CVE-2026-5208
Published: 08 April 2026
Description
Command injection in alerts in CoolerControl/coolercontrold <4.0.0 allows authenticated attackers to execute arbitrary code as root via injected bash commands in alert names
Mitigating Controls (NIST 800-53 r5)AI
SI-10 directly prevents command injection by requiring validation of untrusted inputs like alert names to reject malicious bash commands.
SI-2 mandates timely remediation of flaws such as this command injection vulnerability through patching to version 4.0.0 or later.
AC-6 limits the impact of injected code execution by enforcing least privilege, preventing the coolercontrold process from running as root unnecessarily.
Security SummaryAI
CVE-2026-5208 is a command injection vulnerability (CWE-78) in the alerts component of CoolerControl/coolercontrold versions prior to 4.0.0. It enables attackers to inject bash commands into alert names, leading to arbitrary code execution. The vulnerability carries a CVSS v3.1 base score of 8.2 (AV:L/AC:L/PR:H/UI:N/S:C/C:H/I:H/A:H), indicating high severity due to its potential for complete system compromise with low complexity but requiring local access and high privileges.
An authenticated attacker with high privileges on the affected system can exploit this vulnerability locally by crafting malicious alert names containing injected bash commands. Successful exploitation allows execution of arbitrary code with root privileges, potentially granting full control over the host system, including data exfiltration, persistence, or further lateral movement.

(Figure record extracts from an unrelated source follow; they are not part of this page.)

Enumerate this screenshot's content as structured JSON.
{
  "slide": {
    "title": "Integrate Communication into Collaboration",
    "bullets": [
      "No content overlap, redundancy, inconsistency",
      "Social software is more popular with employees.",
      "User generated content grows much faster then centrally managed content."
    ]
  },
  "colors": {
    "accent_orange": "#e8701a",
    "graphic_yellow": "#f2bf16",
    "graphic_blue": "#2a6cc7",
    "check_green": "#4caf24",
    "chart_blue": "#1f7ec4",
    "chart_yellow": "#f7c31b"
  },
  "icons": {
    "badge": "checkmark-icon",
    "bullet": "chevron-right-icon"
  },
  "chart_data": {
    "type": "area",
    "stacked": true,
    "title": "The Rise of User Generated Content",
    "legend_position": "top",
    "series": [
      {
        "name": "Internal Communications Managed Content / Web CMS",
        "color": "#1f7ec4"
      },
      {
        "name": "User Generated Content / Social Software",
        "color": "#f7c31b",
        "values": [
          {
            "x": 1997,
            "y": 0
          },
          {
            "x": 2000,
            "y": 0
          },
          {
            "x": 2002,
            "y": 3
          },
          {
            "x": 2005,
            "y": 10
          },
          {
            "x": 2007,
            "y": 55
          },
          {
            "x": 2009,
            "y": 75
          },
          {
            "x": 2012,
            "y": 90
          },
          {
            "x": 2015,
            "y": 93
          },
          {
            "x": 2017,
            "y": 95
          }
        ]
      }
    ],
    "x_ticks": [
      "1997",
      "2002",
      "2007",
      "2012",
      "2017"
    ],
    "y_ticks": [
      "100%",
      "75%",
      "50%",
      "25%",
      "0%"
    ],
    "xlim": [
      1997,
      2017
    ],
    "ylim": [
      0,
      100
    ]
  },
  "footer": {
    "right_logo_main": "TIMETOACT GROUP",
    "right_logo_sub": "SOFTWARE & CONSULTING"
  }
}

The vulnerability is demonstrated in the source code of version 3.1.0 at alerts.rs line 576 on the project's GitLab repository. Mitigation is available via upgrade to CoolerControl/coolercontrol version 4.0.0 or later, as announced in the corresponding release notes.
Details
- CWE(s)
Affected Products
MITRE ATT&CK Enterprise TechniquesAI
Why these techniques?
Command injection vulnerability (CWE-78) allows arbitrary bash command execution as root (T1059.004: Unix Shell) from a high-privilege context, facilitating privilege escalation (T1068).